Singapore GE2020: PSP launches manifesto and election slogan – You Deserve Better

SINGAPORE – The Progress Singapore Party (PSP) on Monday (June 29) unveiled its manifesto, with “You Deserve Better” as its campaign slogan for the election.

Registered in March last year, the party is contesting its first general election. It is fielding the largest opposition contingent to contest 24 seats in nine constituencies.

The 13-page manifesto outlines the party’s vision for Singapore in three broad areas: economy, social and politics.

For the economy, the party said it will adopt a “resurgence strategy” after the Covid-19 crisis, with bolder economic stimuli and stronger support for small- and medium-sized enterprises (SMEs). SMEs employ 70 per cent of the workforce.

During a virtual press conference on Monday to present the manifesto, PSP vice-chairman Hazel Poa said the current economic policies employed by the Government result in a trade-off in real wage growth, even as the economy grows.

“If the strategy is economic growth by increasing labour input, then you get that trade-off.
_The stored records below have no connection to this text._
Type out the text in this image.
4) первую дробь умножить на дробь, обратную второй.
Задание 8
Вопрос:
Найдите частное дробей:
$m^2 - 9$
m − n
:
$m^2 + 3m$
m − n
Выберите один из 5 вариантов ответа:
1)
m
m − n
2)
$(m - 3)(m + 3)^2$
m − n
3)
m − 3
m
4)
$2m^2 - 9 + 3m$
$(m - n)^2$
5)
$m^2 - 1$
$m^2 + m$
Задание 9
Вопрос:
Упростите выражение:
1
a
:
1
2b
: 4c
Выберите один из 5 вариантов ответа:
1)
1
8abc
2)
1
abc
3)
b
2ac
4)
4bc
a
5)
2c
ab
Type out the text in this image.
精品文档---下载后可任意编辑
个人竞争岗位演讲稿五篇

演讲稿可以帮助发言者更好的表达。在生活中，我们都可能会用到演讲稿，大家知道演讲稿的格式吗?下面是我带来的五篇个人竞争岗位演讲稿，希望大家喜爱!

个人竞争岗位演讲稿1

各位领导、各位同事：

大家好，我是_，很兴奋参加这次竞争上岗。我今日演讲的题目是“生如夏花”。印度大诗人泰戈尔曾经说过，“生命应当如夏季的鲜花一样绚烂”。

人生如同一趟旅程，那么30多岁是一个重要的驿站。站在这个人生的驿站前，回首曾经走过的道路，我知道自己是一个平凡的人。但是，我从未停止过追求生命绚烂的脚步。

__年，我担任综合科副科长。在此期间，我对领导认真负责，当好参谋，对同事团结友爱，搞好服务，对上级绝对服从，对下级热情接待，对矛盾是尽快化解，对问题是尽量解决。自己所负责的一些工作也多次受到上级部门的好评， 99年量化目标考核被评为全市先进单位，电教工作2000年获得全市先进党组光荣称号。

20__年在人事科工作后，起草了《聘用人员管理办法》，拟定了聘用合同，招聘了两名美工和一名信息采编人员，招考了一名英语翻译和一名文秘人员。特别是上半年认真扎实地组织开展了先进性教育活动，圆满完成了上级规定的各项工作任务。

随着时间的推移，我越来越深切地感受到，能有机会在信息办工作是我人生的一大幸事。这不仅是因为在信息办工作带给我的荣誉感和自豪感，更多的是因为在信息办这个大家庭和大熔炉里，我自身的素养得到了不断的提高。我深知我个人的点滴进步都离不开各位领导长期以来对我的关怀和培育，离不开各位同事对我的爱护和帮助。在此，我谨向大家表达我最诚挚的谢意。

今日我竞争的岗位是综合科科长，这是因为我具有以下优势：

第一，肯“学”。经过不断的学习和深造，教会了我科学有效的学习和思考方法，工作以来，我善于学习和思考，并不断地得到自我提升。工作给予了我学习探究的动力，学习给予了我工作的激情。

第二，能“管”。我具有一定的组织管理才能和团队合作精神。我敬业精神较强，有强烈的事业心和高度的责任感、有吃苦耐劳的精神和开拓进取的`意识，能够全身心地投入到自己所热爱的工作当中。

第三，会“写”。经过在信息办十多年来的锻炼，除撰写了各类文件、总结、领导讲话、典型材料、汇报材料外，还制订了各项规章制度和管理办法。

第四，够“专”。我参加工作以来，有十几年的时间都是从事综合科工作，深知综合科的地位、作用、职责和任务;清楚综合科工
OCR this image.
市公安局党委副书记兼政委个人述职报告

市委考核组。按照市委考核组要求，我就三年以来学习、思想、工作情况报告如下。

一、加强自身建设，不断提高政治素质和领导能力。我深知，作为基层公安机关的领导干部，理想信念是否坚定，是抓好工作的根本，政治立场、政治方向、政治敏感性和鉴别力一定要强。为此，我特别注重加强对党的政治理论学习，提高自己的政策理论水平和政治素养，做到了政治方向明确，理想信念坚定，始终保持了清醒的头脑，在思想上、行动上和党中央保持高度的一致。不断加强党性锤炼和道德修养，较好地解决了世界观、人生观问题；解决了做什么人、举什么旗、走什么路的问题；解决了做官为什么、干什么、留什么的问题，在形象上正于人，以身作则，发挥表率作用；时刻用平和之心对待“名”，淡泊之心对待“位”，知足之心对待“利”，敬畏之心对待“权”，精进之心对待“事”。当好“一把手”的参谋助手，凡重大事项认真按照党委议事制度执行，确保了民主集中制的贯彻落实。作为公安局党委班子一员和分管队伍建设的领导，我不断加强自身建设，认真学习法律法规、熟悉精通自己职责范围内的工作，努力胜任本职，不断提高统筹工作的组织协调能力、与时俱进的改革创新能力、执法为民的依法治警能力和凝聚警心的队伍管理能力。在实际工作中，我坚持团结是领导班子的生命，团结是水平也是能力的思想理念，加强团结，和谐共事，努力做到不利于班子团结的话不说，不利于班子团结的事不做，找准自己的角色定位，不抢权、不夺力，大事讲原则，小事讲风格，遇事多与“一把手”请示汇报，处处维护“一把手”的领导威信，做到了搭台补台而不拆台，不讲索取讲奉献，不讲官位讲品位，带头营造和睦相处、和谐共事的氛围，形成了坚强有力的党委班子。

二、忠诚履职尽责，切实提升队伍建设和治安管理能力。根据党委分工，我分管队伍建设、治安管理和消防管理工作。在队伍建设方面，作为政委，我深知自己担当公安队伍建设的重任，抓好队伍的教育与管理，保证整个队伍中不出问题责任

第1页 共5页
It doesn’t mean that any other strategy results in that kind of trade-off. 

“In fact in most cases, it will actually be that if you have more economic growth, you have a higher wage growth.”

Ms Poa, who will be on the PSP’s West Coast GRC team, added that the liberal influx of foreign workers has led to social integration issues and congestion in public transport and public spaces. It also resulted in a higher demand for goods and services, which caused higher prices, and “all of these work together to lower the quality of life”, she said.

The PSP aims to address this by reducing the numbers of foreign workers. She said the party will insist on skills transfers to locals over a reasonable period of time.

“We will also review free trade agreements, especially those that touch on labour exchange, like for example CECA,” she added in reference to the Singapore-India Comprehensive Economic Cooperation Agreement.

On the social front, PSP aims to create a stronger social safety net to help Singaporeans through the crisis, such as by improving financial assistance for the unemployed and freezing tax and fee increases for the next five years, as well as exempting basic necessities from goods and services tax.

In the political domain, the party will, among other things, cut ministerial salaries, and review the Protection from Online Falsehoods and Manipulation Act, Singapore’s anti-fake news law which was passed in May last year.

In the manifesto’s opening note, secretary-general Tan Cheng Bock said the document is the culmination of months of research and consultations with the public. 

“We looked at the main issues concerning Singaporeans and at the topmost, was cost of living.”

The party also took aim at the Government’s handling of the Covid-19 crisis in the manifesto, describing the responses so far as a patchwork of policy tweaks without addressing the fundamental factors affecting Singaporeans.

“Progress Singapore Party believes that its manifesto offers a better alternative to the current problems that we are facing as a nation,” wrote Dr Tan.

During the press conference, PSP’s assistant secretary-general Leong Mun Wai said if voted into Parliament, the party will call for a review of the Government’s handling of the Covid-19 situation.

“In terms of the decisiveness, in terms of asking people not to wear masks, in terms of taking such a long time to tackle the foreign workers dormitory problems, I think we can conclude that the handling by the Government is not the best.”

He said the Government kept an eye on the general election, and did not pay full attention to people’s lives.

Mr Leong added that there has been an over-reliance on politicians to lead the multi-ministerial task force, with little input from specialists and doctors.

“Now, we should be concentrating on handling the crisis, making sure that damage is brought to the minimum, and our people are taken care of. 

“But after the crisis, definitely we should conduct a thorough investigation and analysis into how the crisis has been handled. 

“Not so much for looking for people who are responsible and all that, but more to understand how we can do better, and what are the measures we need to put in place,” he said.

Mr Leong, who is also on the West Coast GRC team, said the party’s proposals can be funded by tapping two sources of funds. 

The first, from savings after decreasing the current operating budget of the Government, which is about $80 billion a year. The second source would come from the Net Investment Returns Contribution (NIRC) from the reserves, he added.

“Of course, we are not going to spend the money if there’s no necessity. But we all right now know that there are serious problems in Singapore with regards to social inequality and all that, and that Singaporeans are financially very stressed up,” said Mr Leong, adding that the party’s policies differ significantly from those of the People’s Action Party (PAP).

“The whole approach that we take towards our policy is actually very different from PAP – the philosophy, the approach, the values. We are talking about compassion in our policymaking and we don’t see any of those in the current policymaking.”

At the end of the press conference, Dr Tan stressed the importance of the opposition getting at least a third of the seats in Parliament. He said this is to prevent the ruling party from passing constitutional changes unopposed.

“You have witnessed in the past the events of the last presidential election, where you know the terms and conditions were all changed. 

“Then at the end of the day there was no voting for this current president..that illustrates the importance of having at least more than a third of the alternative parties in the House,” he said, adding that the opposition parties are still in talks to avoid three-cornered fights.